Experiments With Machine Translation: Connecting Original And Translated Text Through Many-To-Many Translation Graphs

In traditional machine translation, an entire news article is handed off as a text blob to the translation engine, which returns a text blob representing the translation of the article into the target language. In statistical translation there is typically a one-to-one correspondence of sentences between languages, but NMT systems can sometimes break this assumption through hallucination, short sentence/artifact merging and unstable edge case handling. This means it isn't possible to simply chop the two texts into sentences and assume a one-to-one correspondence between original and translated text.

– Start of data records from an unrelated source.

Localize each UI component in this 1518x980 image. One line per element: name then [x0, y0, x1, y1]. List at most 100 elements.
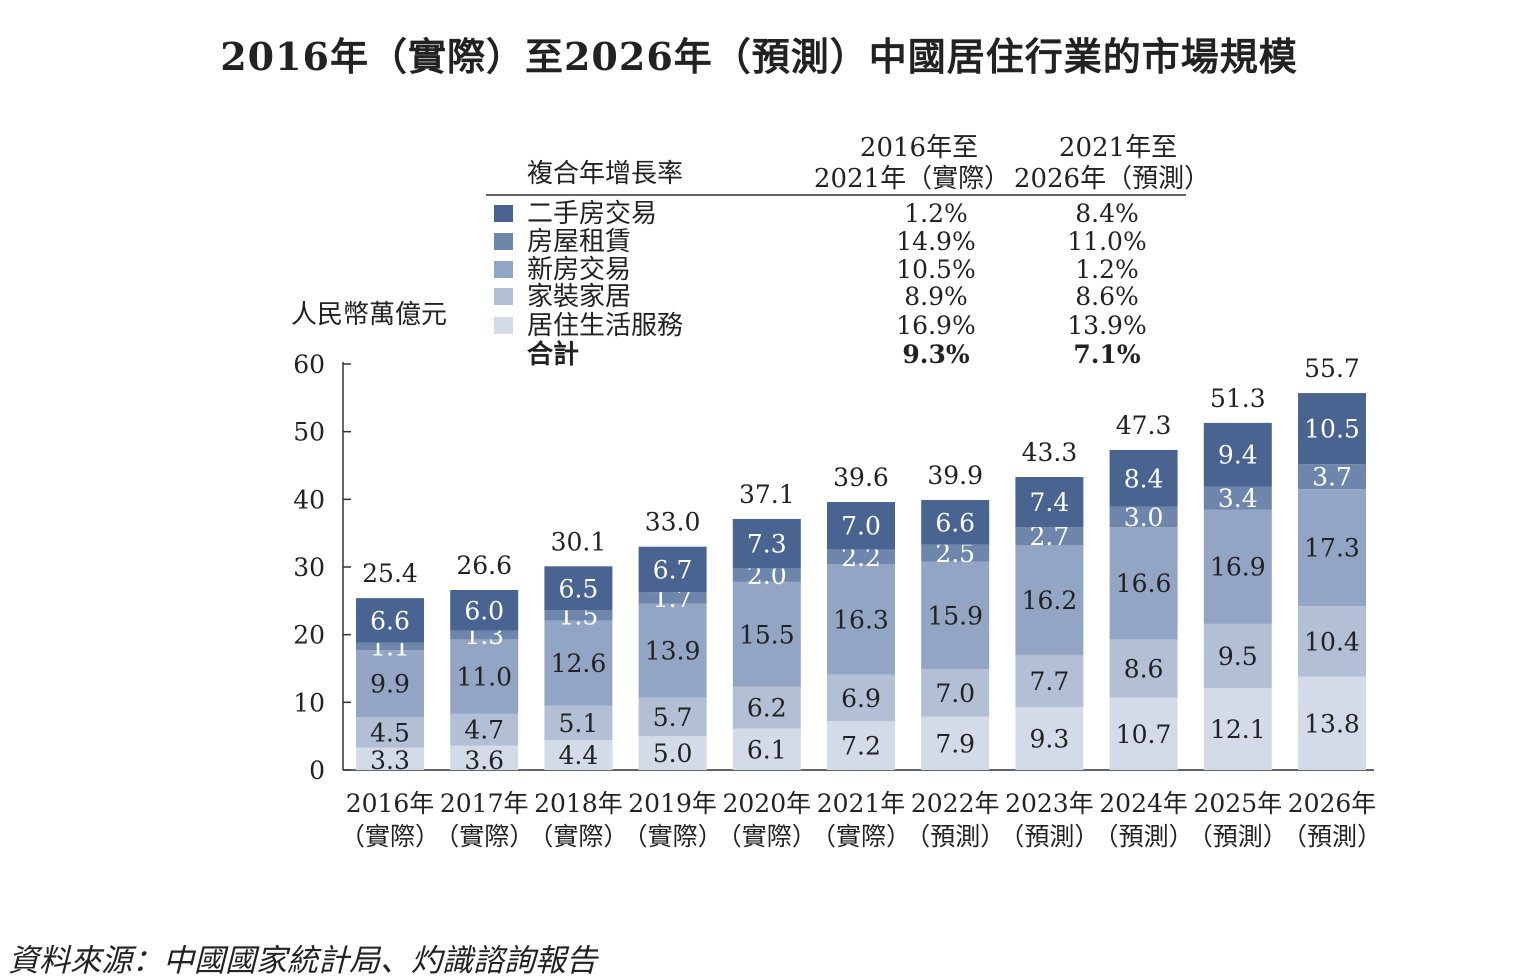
legend-total-label: 合計	[527, 339, 579, 370]
data-label: 6.1	[747, 735, 787, 764]
data-label: 6.7	[653, 555, 693, 584]
cagr-col1-header: 2016年至	[860, 133, 978, 163]
bar-segment	[638, 736, 707, 770]
data-label: 3.6	[464, 746, 504, 775]
y-tick-label: 20	[293, 621, 325, 650]
data-label: 16.3	[833, 605, 889, 634]
data-label: 15.9	[927, 601, 983, 630]
bar-segment	[1203, 486, 1272, 510]
x-tick-label-status: （實際）	[434, 822, 534, 851]
cagr-value-col2: 8.4%	[1075, 199, 1139, 228]
legend-label: 二手房交易	[527, 199, 657, 229]
data-label: 4.5	[370, 718, 410, 747]
total-label: 43.3	[1022, 438, 1078, 467]
bar-segment	[827, 674, 895, 722]
y-tick-label: 10	[293, 688, 325, 717]
data-label: 9.5	[1218, 642, 1258, 671]
source-note: 資料來源：中國國家統計局、灼識諮詢報告	[8, 943, 597, 979]
x-tick-label-year: 2020年	[722, 789, 811, 818]
data-label: 15.5	[739, 620, 795, 649]
x-tick-label-year: 2019年	[628, 789, 717, 818]
bar-segment	[1015, 654, 1084, 708]
bar-segment	[544, 740, 613, 770]
bar-segment	[732, 728, 801, 770]
data-label: 4.4	[559, 741, 599, 770]
bar-segment	[450, 639, 519, 714]
total-label: 25.4	[362, 559, 418, 588]
x-tick-label-status: （實際）	[717, 822, 817, 851]
data-label: 6.0	[464, 596, 504, 625]
bar-segment	[1203, 688, 1272, 770]
data-label: 10.4	[1304, 627, 1360, 656]
data-label: 3.3	[370, 746, 410, 775]
total-label: 37.1	[739, 480, 795, 509]
x-tick-label-year: 2023年	[1005, 789, 1094, 818]
data-label: 7.7	[1030, 667, 1070, 696]
bar-segment	[732, 581, 801, 687]
x-tick-label-year: 2024年	[1099, 789, 1188, 818]
bar-segment	[1298, 464, 1366, 490]
data-label: 7.0	[841, 512, 881, 541]
legend-swatch	[494, 288, 513, 305]
cagr-total-col1: 9.3%	[902, 340, 969, 369]
bar-segment	[1298, 606, 1366, 677]
cagr-col2-header: 2021年至	[1059, 133, 1177, 163]
data-label: 10.5	[1304, 415, 1360, 444]
data-label: 3.7	[1312, 463, 1352, 492]
y-axis-label: 人民幣萬億元	[291, 300, 447, 330]
x-tick-label-year: 2021年	[817, 789, 906, 818]
total-label: 39.9	[927, 461, 983, 490]
y-tick-label: 30	[293, 553, 325, 582]
legend-label: 居住生活服務	[527, 311, 683, 341]
data-label: 5.7	[653, 703, 693, 732]
total-label: 30.1	[551, 527, 607, 556]
bar-segment	[1109, 506, 1178, 528]
data-label: 16.9	[1210, 553, 1266, 582]
cagr-value-col2: 1.2%	[1075, 255, 1139, 284]
cagr-value-col2: 13.9%	[1067, 311, 1146, 340]
bar-segment	[732, 686, 801, 729]
bar-segment	[827, 721, 895, 770]
data-label: 7.4	[1030, 488, 1070, 517]
data-label: 7.3	[747, 530, 787, 559]
bar-segment	[450, 713, 519, 746]
y-tick-label: 50	[293, 418, 325, 447]
bar-segment	[1015, 707, 1084, 770]
total-label: 55.7	[1304, 354, 1360, 383]
data-label: 11.0	[456, 663, 512, 692]
bar-segment	[544, 566, 613, 611]
data-label: 6.9	[841, 684, 881, 713]
bar-segment	[921, 716, 990, 770]
legend-swatch	[494, 233, 513, 250]
data-label: 12.1	[1210, 715, 1266, 744]
legend-swatch	[494, 261, 513, 278]
bar-segment	[921, 669, 990, 717]
x-tick-label-status: （實際）	[528, 822, 628, 851]
x-tick-label-status: （實際）	[811, 822, 911, 851]
bar-segment	[638, 603, 707, 698]
total-label: 51.3	[1210, 384, 1266, 413]
data-label: 9.4	[1218, 441, 1258, 470]
bar-segment	[638, 697, 707, 737]
data-label: 5.0	[653, 739, 693, 768]
y-tick-label: 40	[293, 485, 325, 514]
cagr-header: 複合年增長率	[527, 159, 683, 189]
data-label: 6.6	[935, 508, 975, 537]
y-tick-label: 0	[309, 756, 325, 785]
bar-segment	[1015, 527, 1084, 546]
x-tick-label-status: （預測）	[1282, 822, 1382, 851]
x-tick-label-status: （預測）	[999, 822, 1099, 851]
bar-segment	[921, 544, 990, 562]
bar-segment	[638, 546, 707, 593]
bar-segment	[638, 592, 707, 604]
bar-segment	[450, 590, 519, 631]
cagr-value-col1: 10.5%	[896, 255, 975, 284]
total-label: 39.6	[833, 463, 889, 492]
data-label: 4.7	[464, 716, 504, 745]
x-tick-label-status: （預測）	[905, 822, 1005, 851]
bar-segment	[356, 747, 424, 770]
bar-segment	[827, 564, 895, 675]
legend-label: 家裝家居	[527, 282, 631, 312]
bar-segment	[827, 549, 895, 565]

Within sentences, the narrow rolling window of SMT systems and their explicit probabilistic selection process meant it was possible to connect source and translated texts at the subsentence level and even capture and preserve the entire potential translation space as a massive probability tree, recording for each clause any high-likelihood alternative translations and tracing their impact on subsequent translation decisions. In contrast, production NMT systems operate more in the fashion of an opaque black box, with far less visibility and accessibility into their decision making process, with the result that it is extremely difficult to create the same kinds of clausal-level mappings between source and translated text.

With Translingual 2.0 we are intently focused on ensuring we preserve this clausal-level mapping and extend it down to the level of individual words and high-level semantic entities, representing each article as a many-to-many graph connecting source and translated text at the word level, with each word, span of words or multiple spans of words in one text connected to their source in the other, accommodating everything from sentential ordering changes and structural incompatibilities between languages to the many-to-many mappings often required to express the same concept among two dissimilar languages.

This unique graph representation allows us to readily render the translation into distilled static text for fulltext indexing and standard NLP processing pipelines, but most importantly it opens the door to a wealth of cross-language tasks in which we can operate on the two languages as one. As just one trivial example, a geocoder that functions only in English could identify and disambiguate a location reference, then apply a source language entity-level sentiment tool to compute the native sentiment of the location mention, combining the two monolingual tools into a single bilingual pipeline.